An AIDS researcher at a laboratory associated with the National Institutes of Health was not following safety rules when he became infected with the concentrated strain of the virus he was handling, federal health officials said yesterday.

NIH officials have known for more than a year that the man was infected with the virus, but only last week could they prove that it came from the laboratory.

"It seems clear that there was a breach of safety rules," said NIH Director James B. Wyngaarden. "We carried out an exhaustive review, and we have concluded that the current level of safety in our laboratories is adequate."

Wyngaarden did not say how the worker erred, but other federal officials said he removed his gloves to take notes in an area where the virus may have leaked from a machine. Officials added that the researcher had skin abrasions on his hands and that the virus that causes acquired immune deficiency syndrome can enter the body through cuts.

The knowledge that a researcher connected with the National Cancer Institute became infected in the lab caused intense anxiety among NIH scientists last week and led to friction among top officials in the health establishment who were unaware of the situation.

The Centers for Disease Control, for example, was never told of the man's infection, even though that federal agency has spent much of the last year revising guidelines to protect health-care workers from the virus.

Researchers at NIH and their families have expressed concern, wondering how a worker who said he followed guidelines carefully could possibly have been infected.

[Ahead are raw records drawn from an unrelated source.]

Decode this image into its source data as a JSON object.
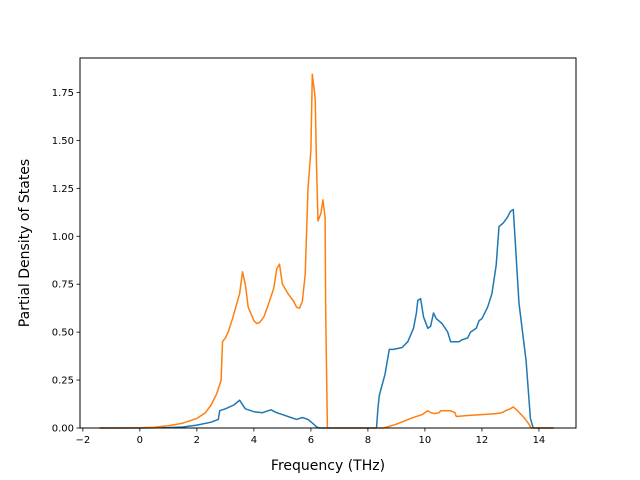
{
  "chart_data": {
    "type": "line",
    "title": "",
    "xlabel": "Frequency (THz)",
    "ylabel": "Partial Density of States",
    "xlim": [
      -2.1,
      15.3
    ],
    "ylim": [
      0,
      1.93
    ],
    "xticks": [
      -2,
      0,
      2,
      4,
      6,
      8,
      10,
      12,
      14
    ],
    "xtick_labels": [
      "−2",
      "0",
      "2",
      "4",
      "6",
      "8",
      "10",
      "12",
      "14"
    ],
    "yticks": [
      0,
      0.25,
      0.5,
      0.75,
      1.0,
      1.25,
      1.5,
      1.75
    ],
    "ytick_labels": [
      "0.00",
      "0.25",
      "0.50",
      "0.75",
      "1.00",
      "1.25",
      "1.50",
      "1.75"
    ],
    "grid": false,
    "legend": "none",
    "series": [
      {
        "color": "#1f77b4",
        "points": [
          [
            -1.4,
            0
          ],
          [
            0.0,
            0
          ],
          [
            1.0,
            0.002
          ],
          [
            1.5,
            0.005
          ],
          [
            2.0,
            0.015
          ],
          [
            2.5,
            0.03
          ],
          [
            2.75,
            0.045
          ],
          [
            2.8,
            0.09
          ],
          [
            3.0,
            0.1
          ],
          [
            3.3,
            0.12
          ],
          [
            3.5,
            0.145
          ],
          [
            3.7,
            0.1
          ],
          [
            4.0,
            0.085
          ],
          [
            4.3,
            0.08
          ],
          [
            4.6,
            0.095
          ],
          [
            4.8,
            0.08
          ],
          [
            5.0,
            0.07
          ],
          [
            5.3,
            0.055
          ],
          [
            5.5,
            0.045
          ],
          [
            5.7,
            0.055
          ],
          [
            5.9,
            0.045
          ],
          [
            6.1,
            0.02
          ],
          [
            6.2,
            0.005
          ],
          [
            6.3,
            0
          ],
          [
            7.5,
            0
          ],
          [
            8.3,
            0
          ],
          [
            8.35,
            0.1
          ],
          [
            8.4,
            0.17
          ],
          [
            8.6,
            0.28
          ],
          [
            8.75,
            0.41
          ],
          [
            8.9,
            0.41
          ],
          [
            9.2,
            0.42
          ],
          [
            9.4,
            0.45
          ],
          [
            9.6,
            0.52
          ],
          [
            9.7,
            0.6
          ],
          [
            9.75,
            0.665
          ],
          [
            9.85,
            0.675
          ],
          [
            9.95,
            0.58
          ],
          [
            10.1,
            0.52
          ],
          [
            10.2,
            0.53
          ],
          [
            10.3,
            0.6
          ],
          [
            10.4,
            0.57
          ],
          [
            10.6,
            0.545
          ],
          [
            10.8,
            0.5
          ],
          [
            10.9,
            0.45
          ],
          [
            11.2,
            0.45
          ],
          [
            11.3,
            0.46
          ],
          [
            11.5,
            0.47
          ],
          [
            11.6,
            0.5
          ],
          [
            11.8,
            0.52
          ],
          [
            11.9,
            0.56
          ],
          [
            12.0,
            0.57
          ],
          [
            12.2,
            0.63
          ],
          [
            12.35,
            0.7
          ],
          [
            12.5,
            0.85
          ],
          [
            12.6,
            1.05
          ],
          [
            12.75,
            1.07
          ],
          [
            12.9,
            1.1
          ],
          [
            13.0,
            1.13
          ],
          [
            13.1,
            1.14
          ],
          [
            13.3,
            0.65
          ],
          [
            13.55,
            0.35
          ],
          [
            13.7,
            0.05
          ],
          [
            13.8,
            0
          ],
          [
            14.5,
            0
          ]
        ]
      },
      {
        "color": "#ff7f0e",
        "points": [
          [
            -1.4,
            0
          ],
          [
            0.0,
            0.001
          ],
          [
            0.5,
            0.004
          ],
          [
            1.0,
            0.012
          ],
          [
            1.5,
            0.025
          ],
          [
            2.0,
            0.05
          ],
          [
            2.3,
            0.08
          ],
          [
            2.5,
            0.12
          ],
          [
            2.7,
            0.18
          ],
          [
            2.85,
            0.25
          ],
          [
            2.9,
            0.45
          ],
          [
            3.0,
            0.47
          ],
          [
            3.1,
            0.5
          ],
          [
            3.25,
            0.57
          ],
          [
            3.4,
            0.65
          ],
          [
            3.5,
            0.7
          ],
          [
            3.6,
            0.815
          ],
          [
            3.7,
            0.75
          ],
          [
            3.8,
            0.63
          ],
          [
            4.0,
            0.56
          ],
          [
            4.1,
            0.545
          ],
          [
            4.2,
            0.55
          ],
          [
            4.35,
            0.58
          ],
          [
            4.5,
            0.64
          ],
          [
            4.7,
            0.73
          ],
          [
            4.8,
            0.83
          ],
          [
            4.9,
            0.855
          ],
          [
            5.0,
            0.75
          ],
          [
            5.2,
            0.7
          ],
          [
            5.4,
            0.66
          ],
          [
            5.5,
            0.63
          ],
          [
            5.6,
            0.625
          ],
          [
            5.7,
            0.66
          ],
          [
            5.8,
            0.8
          ],
          [
            5.9,
            1.25
          ],
          [
            6.0,
            1.45
          ],
          [
            6.05,
            1.845
          ],
          [
            6.15,
            1.72
          ],
          [
            6.2,
            1.35
          ],
          [
            6.25,
            1.08
          ],
          [
            6.35,
            1.12
          ],
          [
            6.42,
            1.19
          ],
          [
            6.5,
            1.1
          ],
          [
            6.52,
            0.6
          ],
          [
            6.58,
            0
          ],
          [
            7.5,
            0
          ],
          [
            8.55,
            0
          ],
          [
            9.0,
            0.02
          ],
          [
            9.5,
            0.05
          ],
          [
            9.9,
            0.07
          ],
          [
            10.1,
            0.09
          ],
          [
            10.2,
            0.08
          ],
          [
            10.35,
            0.075
          ],
          [
            10.5,
            0.08
          ],
          [
            10.55,
            0.09
          ],
          [
            10.7,
            0.09
          ],
          [
            10.9,
            0.09
          ],
          [
            11.05,
            0.08
          ],
          [
            11.1,
            0.06
          ],
          [
            11.5,
            0.065
          ],
          [
            12.0,
            0.07
          ],
          [
            12.5,
            0.075
          ],
          [
            12.7,
            0.08
          ],
          [
            12.9,
            0.095
          ],
          [
            13.0,
            0.1
          ],
          [
            13.1,
            0.11
          ],
          [
            13.25,
            0.09
          ],
          [
            13.5,
            0.05
          ],
          [
            13.65,
            0.02
          ],
          [
            13.72,
            0
          ],
          [
            14.5,
            0
          ]
        ]
      }
    ]
  }
}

After hours of interviews with the man, who has not developed symptoms of the disease, NIH officials determined that he removed his gloves while working with a viral strain so highly concentrated that it was millions of times more powerful than the one that can be found in humans.

In interviews with health officials, the worker said that leakage from medical instruments containing the virus had occurred and that seals for the laboratory's centrifuge rotors had occasionally failed. The rotors' outer shells could have been contaminated with the virus.

For several years, the NIH has carefully tested hundreds of researchers who work with the virus, and this man is the first laboratory scientist known to have become infected.

"I am certain that the accident had an understandable explanation," said a senior federal health official, who requested anonymity. "But the way the National Cancer Institute handled this investigation is deplorable. They skulked around in the darkness while thousands of people were left ignorant."

The official said that, if lab workers were made aware of the case, they might pay more strict attention to proper safety guidelines.

Wyngaarden said that NCI epidemiologists took months to isolate the virus from the infected worker, failing nine times using a conventional method. Only after Dr. Robert Gallo, the NCI virologist who first discovered that HIV virus causes AIDS, developed a new test method could they be certain the man was infected.

"We just didn't know for certain," Wyngaarden said. "And then it took some time to determine how the man became infected."

AIDS cannot be contracted through casual contact but can pass through abrasions to the blood stream. The virus can only be passed through blood or bodily fluids. The overwhelming majority of AIDS cases are the result of sexual contact or intravenous drug abuse, and the virus has also been passed in blood transfusions and from infected mother to fetus.

The only other documented cases have been caused by infected blood splashing abrasions or accidental swallowing of blood or bodily fluid.

Wyngaarden said yesterday that the mode of the workers' infection appeared similar to cases among health-care workers reported by the CDC earlier this year. At that time, health officials said three women working in hospitals had been infected with the HIV virus after each was accidentally splashed with the blood of infected patients.